Note that the relationship between the horizontal location of the IC and the center of gravity of the car is not considered. All that is important is the location of the IC relative to the rear tire patch, or, specifically, the tangent of the line passing through the IC and the rear tire patch.
So, does this mean that the distance forward, from the rear axle to the IC, makes absolutely no difference? Well, not exactly. With a 4link, the IC moves vertically as the fuel load changes and as the tires travel over the track surface irregularities. While this might not amount to a large change, it would still be best to minimize it. For this reason, it is desirable to have the IC as far forward as conveniently possible. There are practical limitation with ladder bars, of course, but, with a 4link, it is usually possible to place the IC a large distance forward.
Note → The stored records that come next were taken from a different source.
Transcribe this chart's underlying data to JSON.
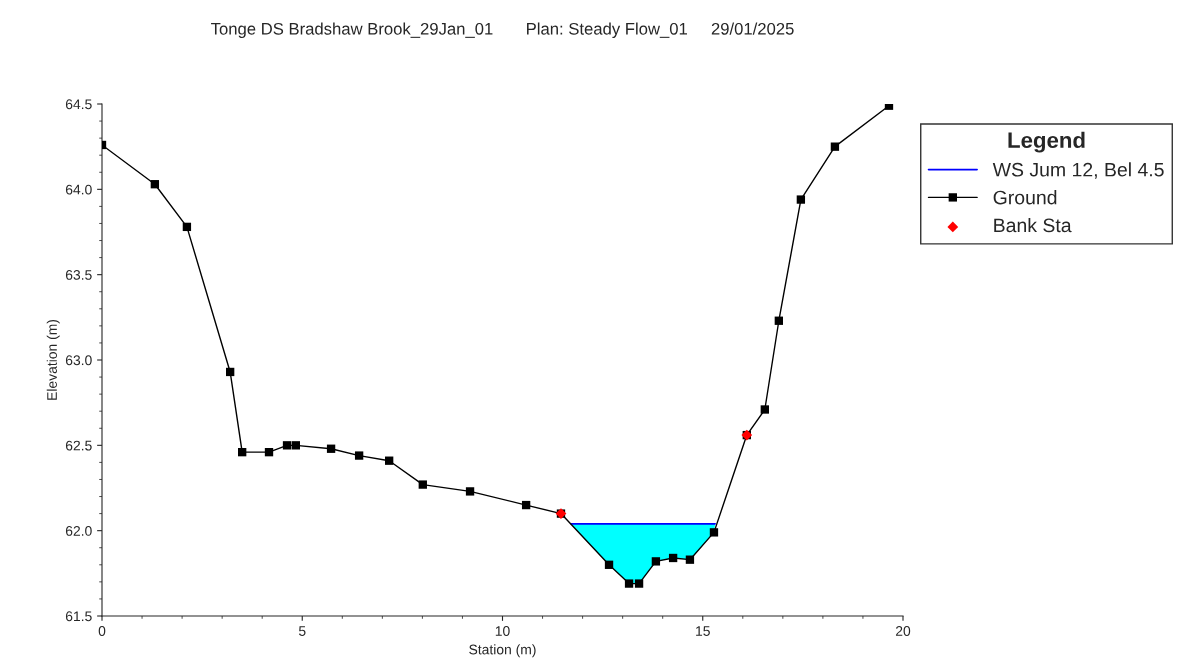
{
  "chart_data": {
    "type": "line",
    "title": "Tonge DS Bradshaw Brook_29Jan_01       Plan: Steady Flow_01     29/01/2025",
    "xlabel": "Station (m)",
    "ylabel": "Elevation (m)",
    "legend_title": "Legend",
    "xlim": [
      0,
      20
    ],
    "xticks": [
      0,
      5,
      10,
      15,
      20
    ],
    "ylim": [
      61.5,
      64.5
    ],
    "yticks": [
      {
        "value": 61.5,
        "label": "61.5"
      },
      {
        "value": 62.0,
        "label": "62.0"
      },
      {
        "value": 62.5,
        "label": "62.5"
      },
      {
        "value": 63.0,
        "label": "63.0"
      },
      {
        "value": 63.5,
        "label": "63.5"
      },
      {
        "value": 64.0,
        "label": "64.0"
      },
      {
        "value": 64.5,
        "label": "64.5"
      }
    ],
    "grid": false,
    "legend": "right",
    "series": [
      {
        "name": "WS Jum 12, Bel 4.5",
        "color": "#0000ff",
        "marker": "none",
        "x": [
          11.71,
          12.66,
          13.16,
          13.41,
          13.83,
          14.26,
          14.68,
          15.28,
          15.31
        ],
        "values": [
          62.04,
          62.04,
          62.04,
          62.04,
          62.04,
          62.04,
          62.04,
          62.04,
          62.04
        ],
        "lower": [
          62.04,
          61.8,
          61.69,
          61.69,
          61.82,
          61.84,
          61.83,
          61.99,
          62.04
        ],
        "upper": [
          62.04,
          62.04,
          62.04,
          62.04,
          62.04,
          62.04,
          62.04,
          62.04,
          62.04
        ]
      },
      {
        "name": "Ground",
        "type": "line",
        "color": "#000000",
        "marker": "square",
        "line_style": "solid",
        "x": [
          0,
          1.32,
          2.12,
          3.2,
          3.5,
          4.17,
          4.62,
          4.84,
          5.72,
          6.42,
          7.17,
          8.01,
          9.19,
          10.59,
          11.46,
          12.66,
          13.16,
          13.41,
          13.83,
          14.26,
          14.68,
          15.28,
          16.1,
          16.55,
          16.9,
          17.45,
          18.3,
          19.65
        ],
        "values": [
          64.26,
          64.03,
          63.78,
          62.93,
          62.46,
          62.46,
          62.5,
          62.5,
          62.48,
          62.44,
          62.41,
          62.27,
          62.23,
          62.15,
          62.1,
          61.8,
          61.69,
          61.69,
          61.82,
          61.84,
          61.83,
          61.99,
          62.56,
          62.71,
          63.23,
          63.94,
          64.25,
          64.49
        ]
      },
      {
        "name": "Bank Sta",
        "type": "scatter",
        "color": "#ff0000",
        "marker": "diamond",
        "x": [
          11.46,
          16.1
        ],
        "values": [
          62.1,
          62.56
        ]
      }
    ]
  }
}
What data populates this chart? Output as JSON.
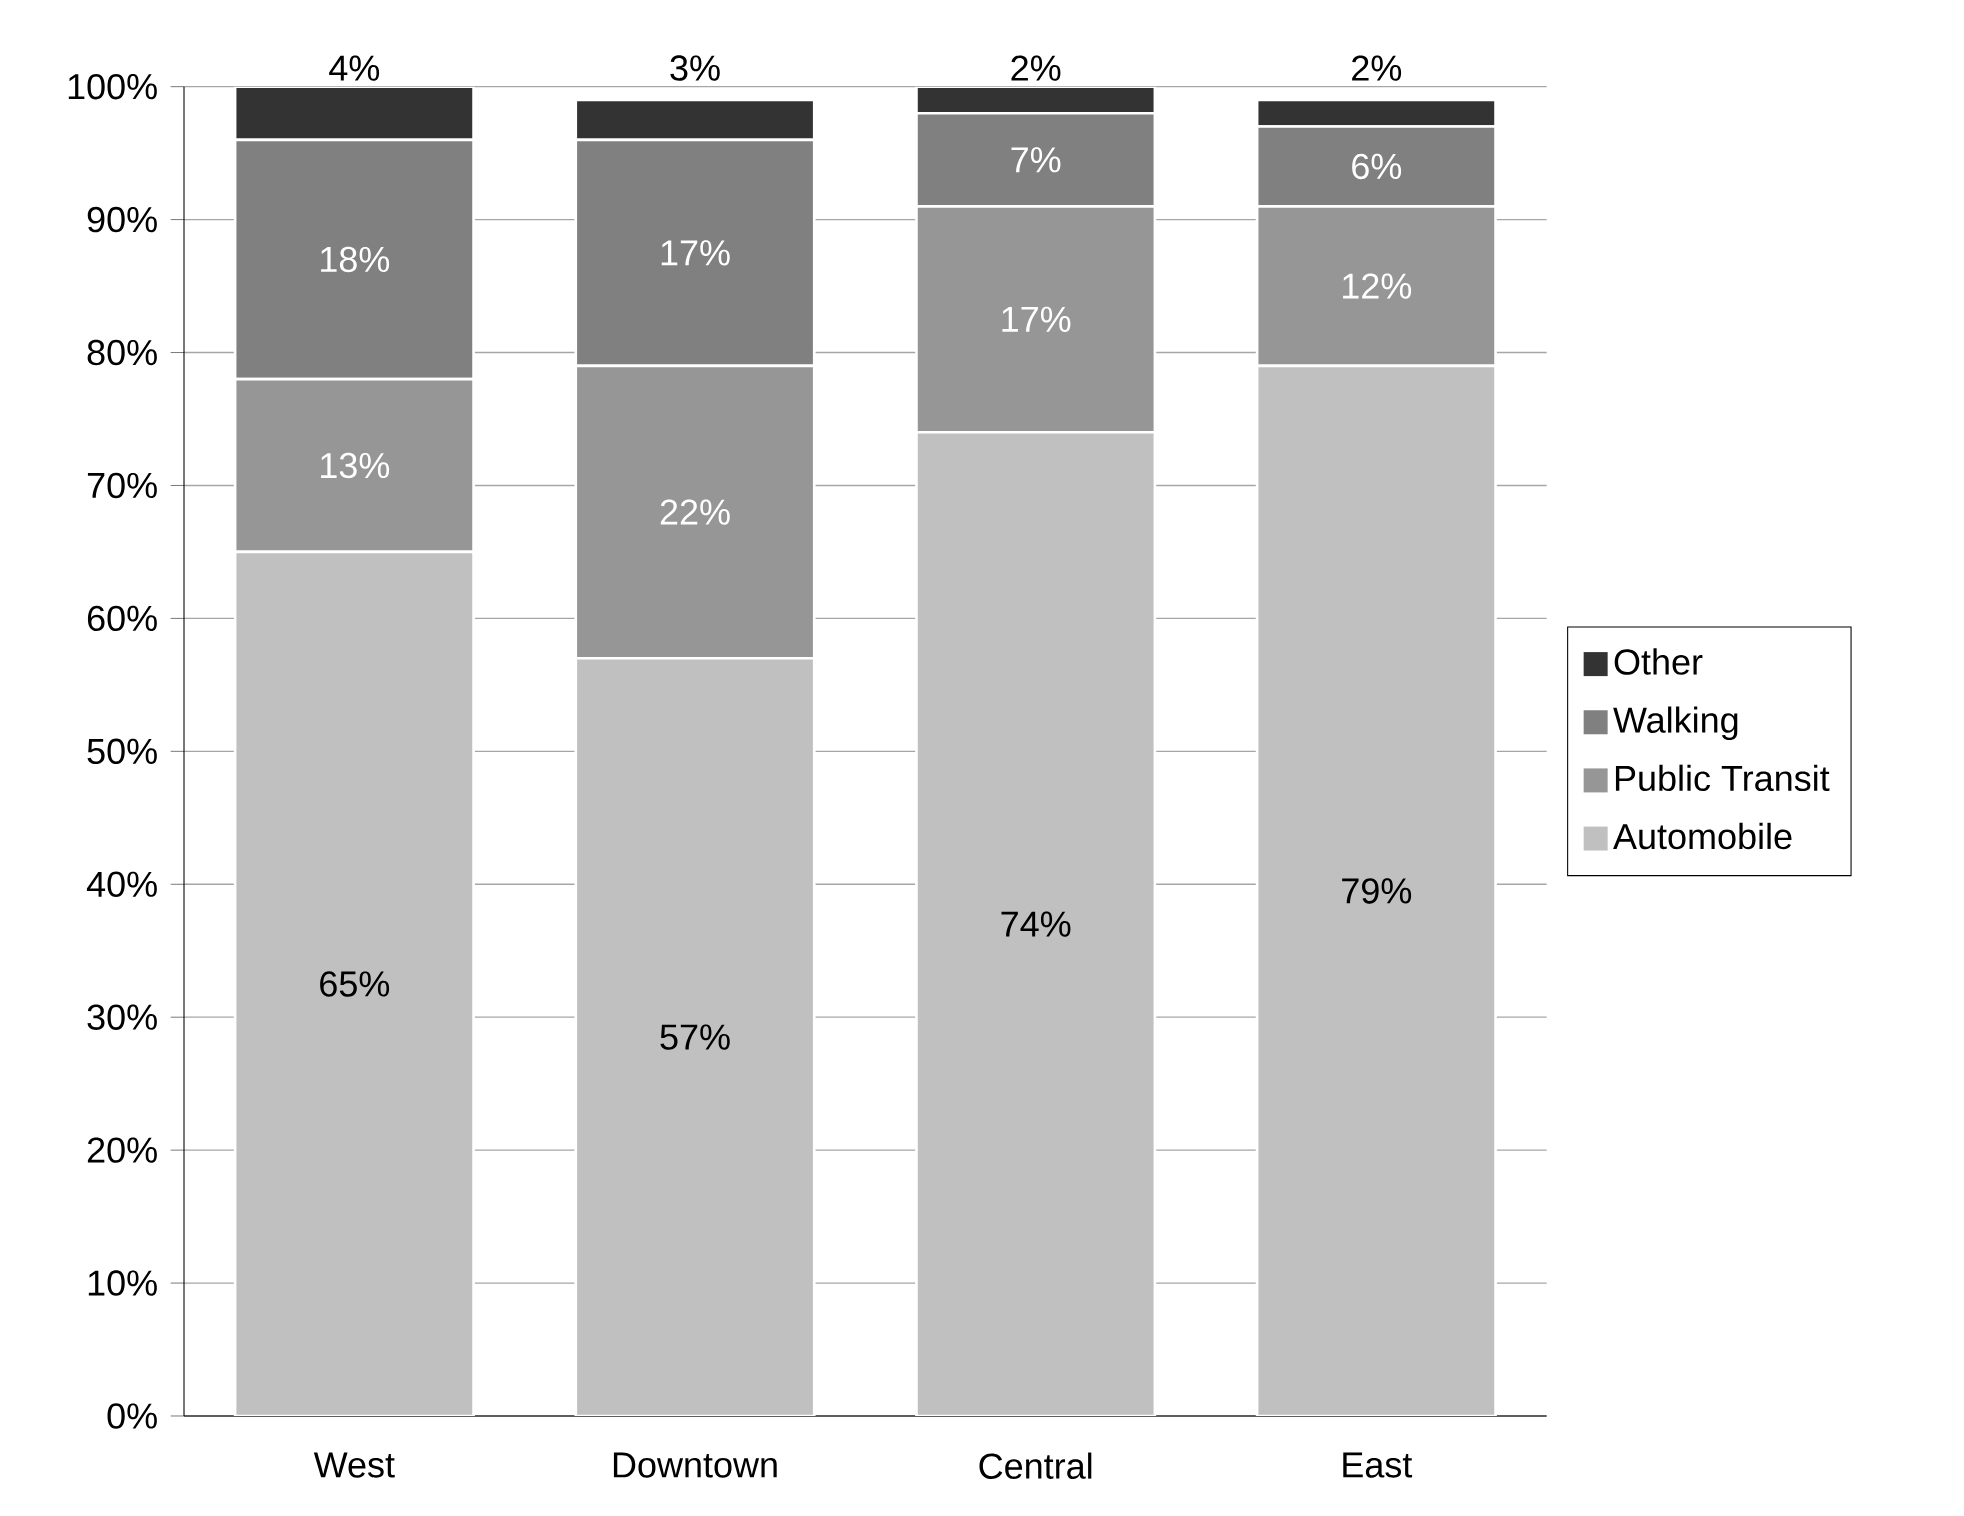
{
  "chart_data": {
    "type": "bar",
    "stacked": true,
    "categories": [
      "West",
      "Downtown",
      "Central",
      "East"
    ],
    "series": [
      {
        "name": "Automobile",
        "color": "#c0c0c0",
        "values": [
          65,
          57,
          74,
          79
        ],
        "value_labels": [
          "65%",
          "57%",
          "74%",
          "79%"
        ]
      },
      {
        "name": "Public Transit",
        "color": "#969696",
        "values": [
          13,
          22,
          17,
          12
        ],
        "value_labels": [
          "13%",
          "22%",
          "17%",
          "12%"
        ]
      },
      {
        "name": "Walking",
        "color": "#808080",
        "values": [
          18,
          17,
          7,
          6
        ],
        "value_labels": [
          "18%",
          "17%",
          "7%",
          "6%"
        ]
      },
      {
        "name": "Other",
        "color": "#333333",
        "values": [
          4,
          3,
          2,
          2
        ],
        "value_labels": [
          "4%",
          "3%",
          "2%",
          "2%"
        ]
      }
    ],
    "ylim": [
      0,
      100
    ],
    "yticks": [
      {
        "value": 0,
        "label": "0%"
      },
      {
        "value": 10,
        "label": "10%"
      },
      {
        "value": 20,
        "label": "20%"
      },
      {
        "value": 30,
        "label": "30%"
      },
      {
        "value": 40,
        "label": "40%"
      },
      {
        "value": 50,
        "label": "50%"
      },
      {
        "value": 60,
        "label": "60%"
      },
      {
        "value": 70,
        "label": "70%"
      },
      {
        "value": 80,
        "label": "80%"
      },
      {
        "value": 90,
        "label": "90%"
      },
      {
        "value": 100,
        "label": "100%"
      }
    ],
    "grid": "y",
    "legend": "right"
  }
}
With 4bar linkage, where the bars/links are always parallel (to each other, NOT to the ground), it must be recognized that parallel lines meet at infinity. In other words, if a 4bar is adjusted so that the links are parallel to the 100% anti-squat line, the IC will be located at an infinite distance ahead of the car. And, of course, the car will neither squat nor rise on acceleration.
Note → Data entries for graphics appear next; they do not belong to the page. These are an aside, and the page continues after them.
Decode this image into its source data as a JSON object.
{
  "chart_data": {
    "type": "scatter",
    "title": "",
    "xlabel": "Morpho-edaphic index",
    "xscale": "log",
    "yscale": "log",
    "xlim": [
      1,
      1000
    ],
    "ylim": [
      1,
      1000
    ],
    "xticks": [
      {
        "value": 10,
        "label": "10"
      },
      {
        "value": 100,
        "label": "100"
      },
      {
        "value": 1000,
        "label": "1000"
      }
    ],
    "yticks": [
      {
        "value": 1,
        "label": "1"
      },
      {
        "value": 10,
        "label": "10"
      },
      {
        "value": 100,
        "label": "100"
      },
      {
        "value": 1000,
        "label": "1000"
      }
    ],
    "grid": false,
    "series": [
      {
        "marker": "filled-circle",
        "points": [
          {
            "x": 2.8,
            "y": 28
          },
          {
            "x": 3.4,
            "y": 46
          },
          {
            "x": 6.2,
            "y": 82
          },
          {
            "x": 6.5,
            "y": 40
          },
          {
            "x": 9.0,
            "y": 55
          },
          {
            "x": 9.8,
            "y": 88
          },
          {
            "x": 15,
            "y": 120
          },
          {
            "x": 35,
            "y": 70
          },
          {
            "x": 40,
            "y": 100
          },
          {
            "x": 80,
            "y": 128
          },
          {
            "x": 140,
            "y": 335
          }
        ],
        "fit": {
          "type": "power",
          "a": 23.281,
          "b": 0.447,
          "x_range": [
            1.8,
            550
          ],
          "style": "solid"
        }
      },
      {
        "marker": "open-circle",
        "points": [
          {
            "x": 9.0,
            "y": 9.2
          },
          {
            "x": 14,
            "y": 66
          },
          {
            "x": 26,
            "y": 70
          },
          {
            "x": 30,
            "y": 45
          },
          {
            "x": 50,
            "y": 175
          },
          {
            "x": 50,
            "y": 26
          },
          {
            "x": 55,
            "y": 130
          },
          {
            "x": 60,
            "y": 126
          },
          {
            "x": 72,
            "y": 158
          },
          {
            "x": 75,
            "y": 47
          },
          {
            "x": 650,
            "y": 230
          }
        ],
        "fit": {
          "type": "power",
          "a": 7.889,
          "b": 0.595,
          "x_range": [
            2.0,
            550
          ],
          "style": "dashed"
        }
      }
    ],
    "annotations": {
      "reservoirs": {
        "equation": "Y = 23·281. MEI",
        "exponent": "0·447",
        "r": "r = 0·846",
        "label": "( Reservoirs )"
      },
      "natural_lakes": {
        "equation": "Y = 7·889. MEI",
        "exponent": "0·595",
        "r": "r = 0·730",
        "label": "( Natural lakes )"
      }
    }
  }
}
(A few words on that which is occurring at the front of the car, during launch, are in order: Since, with a rear wheel drive car, no tractive forces are acting through the front suspension links, all of the weight transfer must occur through the front suspension springs. In other words, the front of the car is going to rise, according to those forces shown in the first picture above, and there's nothing that can be done about it. The nominal amount of front end lift is a function, again, of those forces indicated in the first picture AND the front suspension spring rates. Forces internal to the picture...such as those acting at the rear suspension instant center...can, however, slightly increase or decrease the value of front end rise, with low values of anti-squat increasing the rise and high values decreasing. The notion that a rear suspension instant center forward of the center of gravity will somehow aid in lifting the front of the car is simply not true. If it were, it would logically follow that an IC located an infinite distance forward...as with a parallel 4bar arrangement...would result in a violent blowover! Again, all that is important is the location of the IC relative to the rear tire patch, or, specifically, the tangent of the line passing through the IC and the rear tire patch.)